接著,她將帶來的藥粉,混合另一種促進生肌的藥材粉末,用燒開放溫的麻油調成糊狀,厚厚地敷在傷口上,尤其是腐爛與健康皮肉的交界處。
“這藥能拔毒祛腐,刺激新肉生長。每隔兩個時辰換一次,密切觀察,若紅腫蔓延減緩,熱退,便是有效。若無效……”沈昭看向王師傅。
“知道。”王師傅拿起那柄薄刃小刀和燒紅的烙鐵,“我會看著。”
處理完畢,漢子的痛楚似乎緩解了一些,昏沉地睡去,但呼吸依舊急促滾燙。
王師傅看著沈昭清理器具,忽然低聲問:“你剛才用的針法,和給陳大人用的,不一樣。”
沈昭動作一頓:“陳大人是舊傷淤堵,需疏導。這位大哥是熱毒急症,需鎮斂截流,針法自然不同。”

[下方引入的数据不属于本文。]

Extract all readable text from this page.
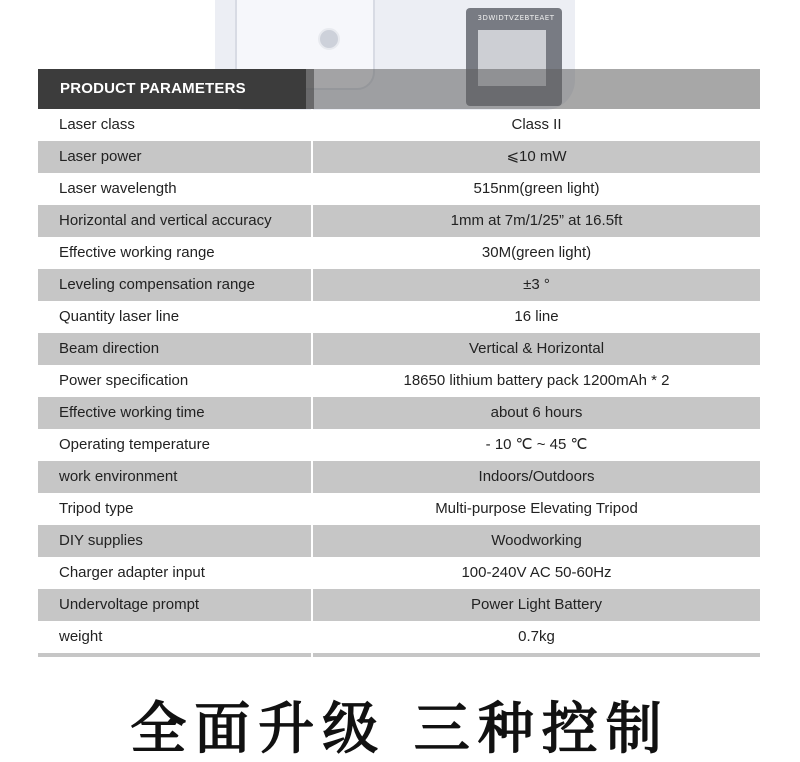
3DWIDTVZEBTEAET
PRODUCT PARAMETERS
Laser class	Class II
Laser power	⩽10 mW
Laser wavelength	515nm(green light)
Horizontal and vertical accuracy	1mm at 7m/1/25” at 16.5ft
Effective working range	30M(green light)
Leveling compensation range	±3 °
Quantity laser line	16 line
Beam direction	Vertical & Horizontal
Power specification	18650 lithium battery pack 1200mAh * 2
Effective working time	about 6 hours
Operating temperature	- 10 ℃ ~ 45 ℃
work environment	Indoors/Outdoors
Tripod type	Multi-purpose Elevating Tripod
DIY supplies	Woodworking
Charger adapter input	100-240V AC 50-60Hz
Undervoltage prompt	Power Light Battery
weight	0.7kg
全面升级 三种控制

王師傅深深看了她一眼,沒再追問,只是道:“今晚的事,爛在肚子裡。這個人,你從來沒見過。”
“我明白。”沈昭點頭。她看了一眼昏睡的漢子,狀似隨意地問:“王師傅,他這傷……像是被甚麼東西炸的,又像是被重物砸爛的,不像是尋常刀劍。”
王師傅擦刀的手停了一下,含糊道:“海上的事,誰說得清。或許是碰上了‘海霹靂’。”
海霹靂?是某種火炮,還是水匪用的□□?
沈昭沒再問,收拾好東西,退出了密室。
回到雜物房,關上門,她才覺得雙腿有些發軟。剛才的鎮定,大半是硬撐出來的。
但她得到了關鍵資訊:
1. 礁石灘那夥人至少有一個重傷,落在回春堂手裡。
2. 他們的傷可能與□□有關(“海霹靂”)。
3. 這個人,很可能知道船引、林海生和那樣“東西”的秘密。
而更重要的是,她“救”了他。在一個刀口舔血的亡命徒眼裡,這份“可能保住他腿和命”的恩情,有時候,比嚴刑拷打更有用。
當然,前提是,他能活下來,並且,她能在陳觀或其他人察覺之前,先一步從他嘴裡,挖出點有用的東西。
沈昭吹熄油燈,在黑暗中躺下,嘴角浮起一絲極淡的、冰冷的弧度。
月港的棋局,似乎又多了一顆,可能被她暗中撥動的棋子。
只是,這顆棋子本身,就帶著劇毒。